Protected area in Arizona, United States

Red Rock State Park is a 286 acre state park of Arizona, United States, featuring a red sandstone canyon 5 mi southwest the city of Sedona. The main mission of this day-use park is the preservation of the riparian habitat along Oak Creek. Red Rock State Park serves as an environmental education facility for the public and for school or private groups, and provides limited passive recreational opportunities.

==Natural history==
Red Rock State Park includes a 1.4 mi stretch of Oak Creek, which upstream flows through Oak Creek Canyon in Coconino National Forest. The rich riparian zone along the creek supports a diverse array of species. Trees in this habitat include Fremont cottonwood, Arizona sycamore, velvet ash, and Arizona alder. Oak Creek supports rare native fish, several frog species, and the threatened Sonora mud turtle.

Away from the creek the dominant trees are velvet mesquite, netleaf hackberry, Utah juniper, and alligator juniper. Bird species found in the area include the common black hawk, wood duck, and common merganser. Lower Oak Creek, which includes the state park, has been designated an Important Bird Area. Large mammals include the cougar, coyote, mule deer, collared peccary, and river otter. Introduced species found in the park include giant reed, tamarisk, Johnson grass, and tumbleweed.

==Cultural history==
Red Rock State Park was previously a part of a ranch, Smoke Trail Ranch. In 1941 it was purchased by Jack Frye, then-president of Trans World Airlines, as a southwestern retreat for himself and his wife Helen. Helen Frye maintained the property for many years after Jack's death in 1959. In the early 1970s she sold 330 acre to a real estate development company, who planned to build a resort complex. The deal fell through from lack of funds. In 1976 the property was transferred to Eckankar, a new religious movement that Helen Frye belonged to, who planned a private retreat for their members.

In the fall on 1980 a group of friends hiking along Oak Creek were informed by an Eckankar representative that they were trespassing on private property. The group happened to include Bruce Babbitt, then-governor of Arizona. Concerned about loss of public access along waterways, Babbitt researched the property and noted its potential for a full-fledged state park. After determining the willingness of all parties involved, Babbitt pursued a three-way land exchange: Eckankar would sell 286 acre of the Smoke Trail Ranch to Anamax Mining Company (owner of the Twin Buttes mine), who would donate the land to the state in exchange for 3947 acre of Arizona State Land Department property they had been leasing in Pima County. Since state law only provided for such exchanges within a county, the Arizona Legislature had to pass new legislation allowing trans-county trades. The enabling law and the transfers were completed in 1981.
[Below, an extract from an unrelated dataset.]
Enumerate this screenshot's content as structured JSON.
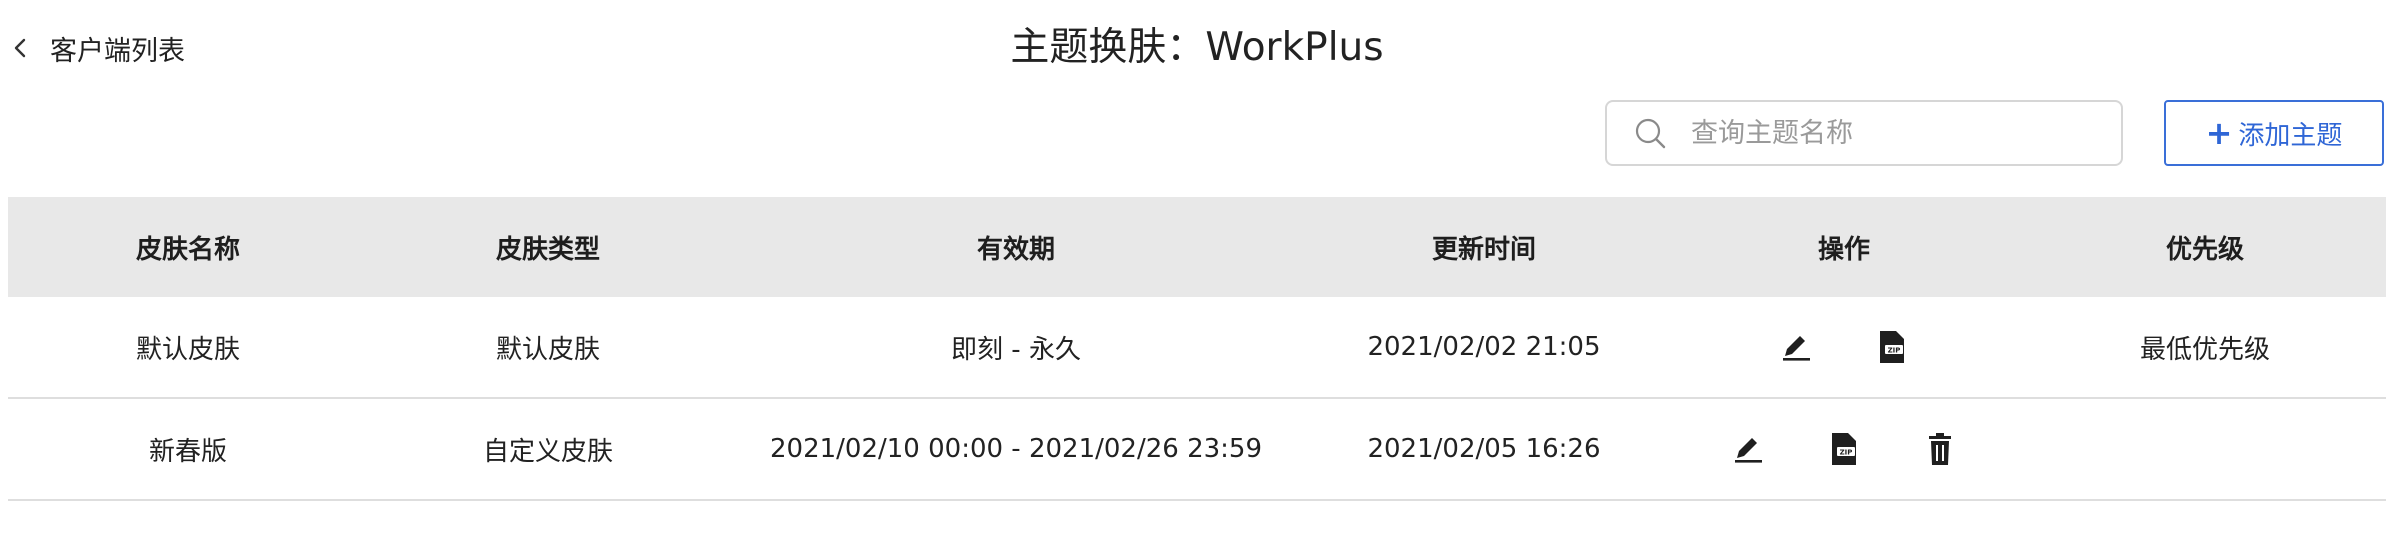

Development was slowed by budget cuts in the following years and a new land exchange with the federal government involving Red Rock and Lake Havasu State Park. Red Rock State Park opened to the public and was dedicated on October 19, 1991.

===Motion pictures===

Red Rock State Park has been featured in movies including Rocky Mountain (1950), Fort Defiance (1950), Red Mountain (1951), Escape from Fort Bravo (1953), Fort Massacre (1957), A Distant Trumpet (1963), The Hallelujah Trail (1965), and The Legend of the Boy and the Eagle (1967).

==Recreation==
The park's visitor center contains interpretive exhibits, a movie theater, Junior Ranger Programs, and a gift shop. There are several ramadas which can be reserved for private events, including weddings. Red Rock State Park has a network of trails totaling 5 mi. From the park visitors can access mountain biking and horseback riding trails on adjacent U.S. Forest Service land.